Лагерь просыпался, как просыпался каждое утро вот уже почти шесть лет — осторожно, вполголоса, без резких звуков. Кёрн стоял на смотровой площадке восточного вала и смотрел, как над частоколом расходится утренний туман. Внизу, между рядами укреплённых землянок и навесов из ржавого листового металла, уже двигались первые тени: кто-то нёс воду от колодца, кто-то проверял силки, поставленные вечером на кромке выжженного леса. Обычное утро.
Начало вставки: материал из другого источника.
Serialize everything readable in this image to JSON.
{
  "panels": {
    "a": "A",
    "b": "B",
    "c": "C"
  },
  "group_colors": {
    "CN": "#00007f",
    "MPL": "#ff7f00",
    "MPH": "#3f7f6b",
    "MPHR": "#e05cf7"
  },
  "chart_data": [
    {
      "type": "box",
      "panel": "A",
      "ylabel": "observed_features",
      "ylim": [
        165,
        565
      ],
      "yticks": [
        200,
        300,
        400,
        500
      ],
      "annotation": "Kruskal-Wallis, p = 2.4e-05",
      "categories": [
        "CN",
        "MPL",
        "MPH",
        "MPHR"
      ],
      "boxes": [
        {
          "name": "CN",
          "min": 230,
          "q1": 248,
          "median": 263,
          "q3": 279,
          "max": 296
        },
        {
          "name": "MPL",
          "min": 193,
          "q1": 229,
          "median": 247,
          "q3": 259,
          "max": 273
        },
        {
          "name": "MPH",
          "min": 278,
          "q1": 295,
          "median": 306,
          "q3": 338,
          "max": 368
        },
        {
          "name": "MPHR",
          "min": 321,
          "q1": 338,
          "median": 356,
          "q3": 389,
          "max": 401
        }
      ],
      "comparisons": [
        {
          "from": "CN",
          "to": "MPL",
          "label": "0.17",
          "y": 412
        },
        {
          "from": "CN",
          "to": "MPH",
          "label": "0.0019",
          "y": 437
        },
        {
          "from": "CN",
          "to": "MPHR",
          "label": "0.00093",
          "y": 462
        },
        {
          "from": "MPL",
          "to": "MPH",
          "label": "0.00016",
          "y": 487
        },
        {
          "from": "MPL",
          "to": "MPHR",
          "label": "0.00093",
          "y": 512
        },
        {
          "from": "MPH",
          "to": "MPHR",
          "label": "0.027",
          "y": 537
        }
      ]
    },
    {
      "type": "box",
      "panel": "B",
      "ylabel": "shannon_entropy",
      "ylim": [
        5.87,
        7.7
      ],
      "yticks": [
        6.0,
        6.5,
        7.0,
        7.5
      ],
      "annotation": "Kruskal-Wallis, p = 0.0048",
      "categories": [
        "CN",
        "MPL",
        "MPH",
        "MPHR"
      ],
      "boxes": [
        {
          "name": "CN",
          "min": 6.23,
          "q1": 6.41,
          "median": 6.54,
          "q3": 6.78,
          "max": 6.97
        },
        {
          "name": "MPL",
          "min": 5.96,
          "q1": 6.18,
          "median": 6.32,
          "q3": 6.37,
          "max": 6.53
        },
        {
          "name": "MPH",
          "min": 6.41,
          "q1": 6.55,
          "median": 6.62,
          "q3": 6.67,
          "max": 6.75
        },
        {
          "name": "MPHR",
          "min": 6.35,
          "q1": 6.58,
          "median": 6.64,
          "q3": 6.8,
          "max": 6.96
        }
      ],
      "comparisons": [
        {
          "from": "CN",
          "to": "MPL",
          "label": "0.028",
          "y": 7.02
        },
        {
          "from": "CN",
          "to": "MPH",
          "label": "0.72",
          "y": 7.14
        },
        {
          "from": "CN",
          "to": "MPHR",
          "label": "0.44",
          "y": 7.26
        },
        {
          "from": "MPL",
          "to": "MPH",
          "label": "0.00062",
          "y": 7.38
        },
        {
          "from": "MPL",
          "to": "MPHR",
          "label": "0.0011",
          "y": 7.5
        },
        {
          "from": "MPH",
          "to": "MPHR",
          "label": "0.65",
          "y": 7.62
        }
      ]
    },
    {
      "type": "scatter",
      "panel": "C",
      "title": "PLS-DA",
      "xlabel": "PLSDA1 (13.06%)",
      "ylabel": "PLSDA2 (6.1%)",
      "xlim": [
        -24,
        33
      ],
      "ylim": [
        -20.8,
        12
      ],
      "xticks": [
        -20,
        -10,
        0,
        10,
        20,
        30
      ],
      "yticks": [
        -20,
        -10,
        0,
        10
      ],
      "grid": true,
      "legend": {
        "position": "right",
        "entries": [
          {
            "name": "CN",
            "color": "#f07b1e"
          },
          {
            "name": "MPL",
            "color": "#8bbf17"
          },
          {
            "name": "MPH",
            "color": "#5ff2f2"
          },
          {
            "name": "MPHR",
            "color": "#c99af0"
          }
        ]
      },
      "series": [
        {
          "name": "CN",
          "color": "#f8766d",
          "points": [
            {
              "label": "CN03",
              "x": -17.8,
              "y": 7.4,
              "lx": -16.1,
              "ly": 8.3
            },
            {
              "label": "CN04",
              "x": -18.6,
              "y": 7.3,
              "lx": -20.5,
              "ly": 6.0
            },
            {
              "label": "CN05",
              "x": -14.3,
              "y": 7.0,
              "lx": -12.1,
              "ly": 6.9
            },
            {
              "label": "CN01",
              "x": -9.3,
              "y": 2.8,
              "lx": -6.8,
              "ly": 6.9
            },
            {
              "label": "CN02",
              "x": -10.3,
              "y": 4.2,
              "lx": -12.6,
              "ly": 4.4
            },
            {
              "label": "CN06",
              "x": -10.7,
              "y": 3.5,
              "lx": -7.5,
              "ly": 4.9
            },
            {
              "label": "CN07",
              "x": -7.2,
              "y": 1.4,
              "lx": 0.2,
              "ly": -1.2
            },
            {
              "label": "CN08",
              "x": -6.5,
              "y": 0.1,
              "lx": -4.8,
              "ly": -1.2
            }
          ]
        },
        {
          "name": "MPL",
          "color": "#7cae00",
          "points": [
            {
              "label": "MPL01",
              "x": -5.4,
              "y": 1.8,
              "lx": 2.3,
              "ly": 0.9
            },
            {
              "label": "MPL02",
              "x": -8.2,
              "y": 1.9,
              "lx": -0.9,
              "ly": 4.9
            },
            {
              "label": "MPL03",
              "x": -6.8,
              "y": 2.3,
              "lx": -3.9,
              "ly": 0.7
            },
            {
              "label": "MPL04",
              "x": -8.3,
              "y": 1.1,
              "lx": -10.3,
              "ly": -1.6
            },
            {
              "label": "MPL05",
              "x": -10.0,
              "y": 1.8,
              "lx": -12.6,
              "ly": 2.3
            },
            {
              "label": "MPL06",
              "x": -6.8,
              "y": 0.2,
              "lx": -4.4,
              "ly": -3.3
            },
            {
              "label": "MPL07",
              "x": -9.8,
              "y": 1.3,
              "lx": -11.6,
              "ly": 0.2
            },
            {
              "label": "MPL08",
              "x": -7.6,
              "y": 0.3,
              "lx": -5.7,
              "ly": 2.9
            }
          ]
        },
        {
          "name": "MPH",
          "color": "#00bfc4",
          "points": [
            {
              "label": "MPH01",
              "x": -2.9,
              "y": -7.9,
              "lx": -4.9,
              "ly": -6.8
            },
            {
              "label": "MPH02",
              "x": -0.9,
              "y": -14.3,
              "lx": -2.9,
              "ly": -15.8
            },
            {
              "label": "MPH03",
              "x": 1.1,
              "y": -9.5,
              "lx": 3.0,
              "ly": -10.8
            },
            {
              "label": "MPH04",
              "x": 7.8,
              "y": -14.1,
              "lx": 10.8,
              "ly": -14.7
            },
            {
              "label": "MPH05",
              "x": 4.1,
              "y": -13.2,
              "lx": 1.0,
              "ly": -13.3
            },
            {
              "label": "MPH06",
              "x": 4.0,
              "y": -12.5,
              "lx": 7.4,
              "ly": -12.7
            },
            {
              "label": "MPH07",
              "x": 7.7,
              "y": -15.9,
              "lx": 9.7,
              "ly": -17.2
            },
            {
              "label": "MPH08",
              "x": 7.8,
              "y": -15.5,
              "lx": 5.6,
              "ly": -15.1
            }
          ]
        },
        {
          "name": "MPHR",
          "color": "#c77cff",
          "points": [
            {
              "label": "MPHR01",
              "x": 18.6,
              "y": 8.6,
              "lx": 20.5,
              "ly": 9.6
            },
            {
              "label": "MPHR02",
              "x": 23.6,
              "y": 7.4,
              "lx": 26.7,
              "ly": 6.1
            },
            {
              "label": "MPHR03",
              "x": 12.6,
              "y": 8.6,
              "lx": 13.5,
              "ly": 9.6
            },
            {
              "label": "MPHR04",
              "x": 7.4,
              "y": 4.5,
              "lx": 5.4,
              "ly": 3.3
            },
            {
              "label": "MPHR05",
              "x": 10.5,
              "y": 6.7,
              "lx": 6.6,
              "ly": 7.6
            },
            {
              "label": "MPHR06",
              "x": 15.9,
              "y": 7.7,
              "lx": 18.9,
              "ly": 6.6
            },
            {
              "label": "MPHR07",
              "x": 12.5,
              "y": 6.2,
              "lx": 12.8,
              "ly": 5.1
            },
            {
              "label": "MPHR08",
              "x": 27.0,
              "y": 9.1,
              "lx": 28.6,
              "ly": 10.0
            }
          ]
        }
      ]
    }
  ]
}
Одно из тех немногих, что ещё можно было называть обычными.
— Опять не спал?
Кёрн не обернулся — узнал шаги. Ила поднялась на площадку и встала рядом, кутаясь в потёртый плащ. Она была его ровесницей — и этим ничем не отличалась от доброй половины лагеря. Но к её словам прислушивались иначе, чем к словам большинства: не потому что она видела больше остальных, а потому что её учили лучше, чем остальных. Мать пела ей с самого детства то, что сама переняла от своих родителей, а те — от своих, и так, звено за звеном, три поколения назад, к тем немногим, кто ещё застал войну и сумел вынести из неё хоть что-то, кроме страха. К тому времени, как эти песни дошли до Илы, они успели стереться, обрасти чужими словами, потерять половину смысла — и всё равно она держала их крепче, чем кто-либо ещё в лагере, будто самим голосом умела удерживать то, что могло бы просто рассыпаться.
Другие тоже знали песни. Другие тоже могли повторить слово в слово. Но когда пела Ила, лагерь замолкал иначе.
— Опять полночи не спала сама, — сказал Кёрн. — Тебя было слышно от самого частокола.
— Плохо спалось.
— Пела от этого лучше не становится.
Ила усмехнулась, но невесело. Она пела старую, ещё довоенную мелодию про город, в котором никогда не гас свет, про башни, что доставали до облаков, про то, как люди когда-то боялись только опоздать на работу, а не того, что земля под ногами вспыхнет. Дети слушали эти песни, широко раскрыв глаза, как сказку. Кёрн слушал их так же — потому что и для него это была уже почти сказка. Он родился на исходе времени, когда о войне говорили уже не как о недавней беде, а как о чём-то, случившемся с дедами дедов, — и довоенный мир он знал только с чужих слов, с чужой тоски, доставшейся ему по наследству, как шрам, которого сам не получал.